The beer bottle rolled from one end of the table to the next, leaving a trail of carbonated amber leftovers where it stopped. Smoke tumbled from the glass ashtray next to the glass bottle, and her heart silently shattered like glass, too.
She whispered through tears over the roaring TV and his labored breaths, “come closer.” The air moving in his lungs was tainted with that God-awful acrid smell.
“Do you like me?” His question seemed irrelevant, but when she looked into his eyes she saw something brutally honest. She saw a flash of fear; something he never would have let be seen if he were sober.
“Don’t be an idiot and just come closer.” His hand fell on her head and he kissed her cheek and wondered who in God’s name could have made her heart hurt so damn much.

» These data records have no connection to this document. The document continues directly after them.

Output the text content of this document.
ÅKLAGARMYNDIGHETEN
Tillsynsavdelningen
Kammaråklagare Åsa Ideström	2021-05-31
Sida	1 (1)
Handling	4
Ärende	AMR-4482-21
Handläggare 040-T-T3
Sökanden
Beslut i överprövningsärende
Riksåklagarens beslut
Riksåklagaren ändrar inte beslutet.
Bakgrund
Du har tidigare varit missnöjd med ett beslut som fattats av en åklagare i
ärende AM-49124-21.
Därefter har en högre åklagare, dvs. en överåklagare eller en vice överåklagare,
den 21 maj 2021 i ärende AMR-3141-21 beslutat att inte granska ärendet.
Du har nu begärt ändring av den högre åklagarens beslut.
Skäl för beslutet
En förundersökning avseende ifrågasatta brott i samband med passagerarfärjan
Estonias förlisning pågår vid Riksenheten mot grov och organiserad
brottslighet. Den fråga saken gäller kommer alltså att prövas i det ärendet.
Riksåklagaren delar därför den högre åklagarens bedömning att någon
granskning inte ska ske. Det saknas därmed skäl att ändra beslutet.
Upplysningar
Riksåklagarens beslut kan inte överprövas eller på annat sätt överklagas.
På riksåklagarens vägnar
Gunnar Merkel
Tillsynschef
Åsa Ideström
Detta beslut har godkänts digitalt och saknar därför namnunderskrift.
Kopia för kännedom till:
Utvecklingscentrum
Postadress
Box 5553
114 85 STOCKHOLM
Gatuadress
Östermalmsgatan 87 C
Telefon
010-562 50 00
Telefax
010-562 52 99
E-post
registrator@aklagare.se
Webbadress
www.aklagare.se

Maybe if our mouths spent more time unraveling each other’s minds instead of learning each other’s bodies we’d be more than this.
I try so hard to forget.
I try to forget how your lips felt on mine, slimy and with only with drunk passion; your breath of alcohol and desperation. I try to forget your hands on my waist gripping me closer, and I try to forget how your hands felt wrapped in my hair because I never wanted them there to begin with. I try to forget your hands pushing on my head towards the floor and the words that slithered out of your mouth like your tongue sliding into mine. But no matter how hard I try I can’t forget the fear. I try to forget the push of the sharp counter on my back and the cold cement on my knees. I try to forget you. But no matter how hard I try, I can’t forget how you made me feel so out of control of my own body. And ever since that night I haven’t felt in control of anything. I was a person who had trust in everyone and you took that away from me, and I don’t think I can ever forgive you for that even though I forgave you for what you did. I just want to feel like my life is not spiraling down to a pit of nothing because this summer is moving as fast as your hands sliding down my pants before I could stop them. I try to forget, but I can’t make it go away. It was your fault, no matter how much you made it feel like it was mine.

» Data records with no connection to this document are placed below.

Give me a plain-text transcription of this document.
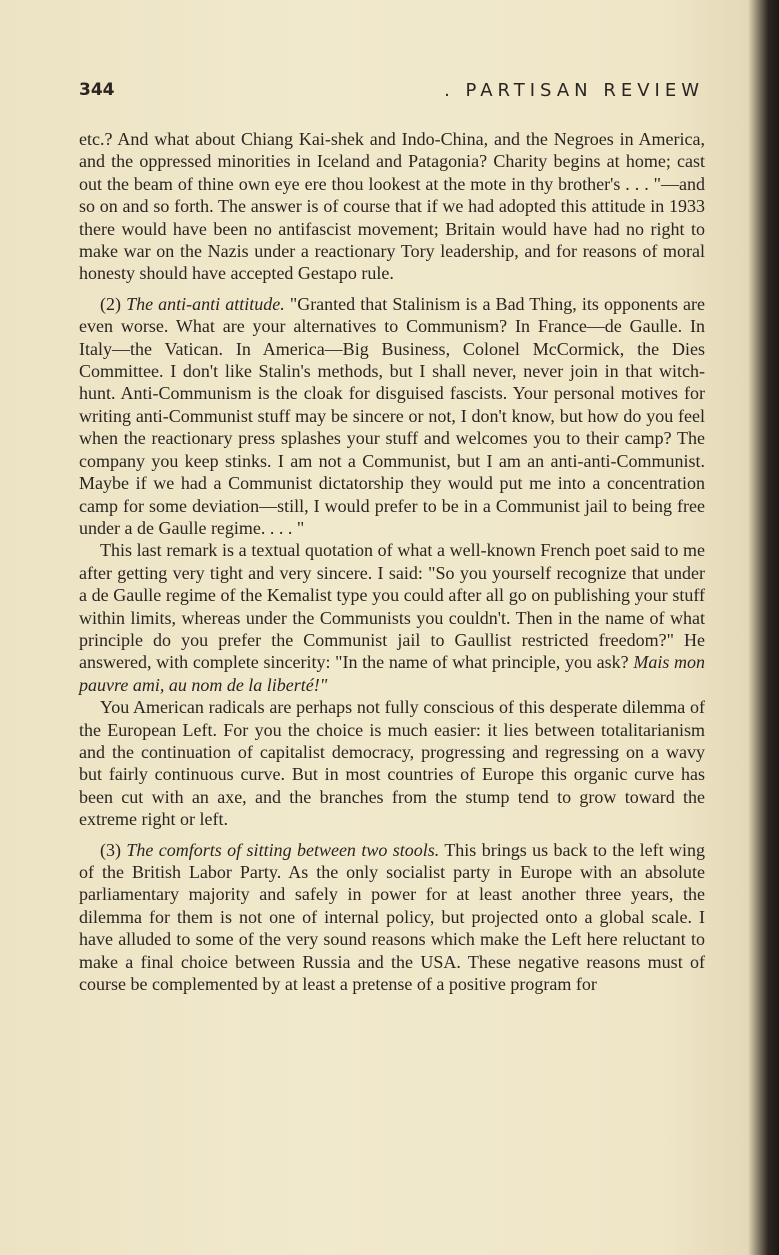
344	. PARTISAN REVIEW

etc.? And what about Chiang Kai-shek and Indo-China, and the Negroes in America, and the oppressed minorities in Iceland and Patagonia? Charity begins at home; cast out the beam of thine own eye ere thou lookest at the mote in thy brother's . . . "—and so on and so forth. The answer is of course that if we had adopted this attitude in 1933 there would have been no antifascist movement; Britain would have had no right to make war on the Nazis under a reactionary Tory leadership, and for reasons of moral honesty should have accepted Gestapo rule.

(2) The anti-anti attitude. "Granted that Stalinism is a Bad Thing, its opponents are even worse. What are your alternatives to Communism? In France—de Gaulle. In Italy—the Vatican. In America—Big Business, Colonel McCormick, the Dies Committee. I don't like Stalin's methods, but I shall never, never join in that witch-hunt. Anti-Communism is the cloak for disguised fascists. Your personal motives for writing anti-Communist stuff may be sincere or not, I don't know, but how do you feel when the reactionary press splashes your stuff and welcomes you to their camp? The company you keep stinks. I am not a Communist, but I am an anti-anti-Communist. Maybe if we had a Communist dictatorship they would put me into a concentration camp for some deviation—still, I would prefer to be in a Communist jail to being free under a de Gaulle regime. . . . "

This last remark is a textual quotation of what a well-known French poet said to me after getting very tight and very sincere. I said: "So you yourself recognize that under a de Gaulle regime of the Kemalist type you could after all go on publishing your stuff within limits, whereas under the Communists you couldn't. Then in the name of what principle do you prefer the Communist jail to Gaullist restricted freedom?" He answered, with complete sincerity: "In the name of what principle, you ask? Mais mon pauvre ami, au nom de la liberté!"

You American radicals are perhaps not fully conscious of this desperate dilemma of the European Left. For you the choice is much easier: it lies between totalitarianism and the continuation of capitalist democracy, progressing and regressing on a wavy but fairly continuous curve. But in most countries of Europe this organic curve has been cut with an axe, and the branches from the stump tend to grow toward the extreme right or left.

(3) The comforts of sitting between two stools. This brings us back to the left wing of the British Labor Party. As the only socialist party in Europe with an absolute parliamentary majority and safely in power for at least another three years, the dilemma for them is not one of internal policy, but projected onto a global scale. I have alluded to some of the very sound reasons which make the Left here reluctant to make a final choice between Russia and the USA. These negative reasons must of course be complemented by at least a pretense of a positive program for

Oh, how I miss you like the stars miss the sky in the morning light; how I love you like the ocean loves the shoreline, kissing it softly before each time it is sent away. Your eyes shine like diamonds, beckoning to be seen by everyone. Your laugh is Christmas morning, joy shared by the old and young, and your touch is lightning.
But you came crashing down like thunder. Each strike after the next, I never knew someone so strong could fall so fast. My nights are consumed with thoughts of you. I wonder if we stare at the same moon. I wonder if we wish together, each night at 11:11. I wonder if you even remember the touch of my lips on yours, so soft. I spent so much time with you loving me that I didn’t even know how to love myself. My heart still aches for you but I know it shouldn’t. Please come back, and bring the stars and the ocean and the diamonds. Please bring back the lightning – I promise I can deal with your weather.
People are not rain or snow or autumn leaves. They are not beautiful when they fall. People are more of a hurricane, with tsunami waves coming in all directions; tears so powerful that they drag you down to the dirty depths and you’re scared no one can find you again. Trapped under the misty light that comes through six feet of water over your head, you wonder if this is what it’s like to die.
But no, you are terrified. And death is not something to be afraid of.
I hope we all find a way to calm down someday, taking the swirling winds of the hurricane to something of a subtle drizzle.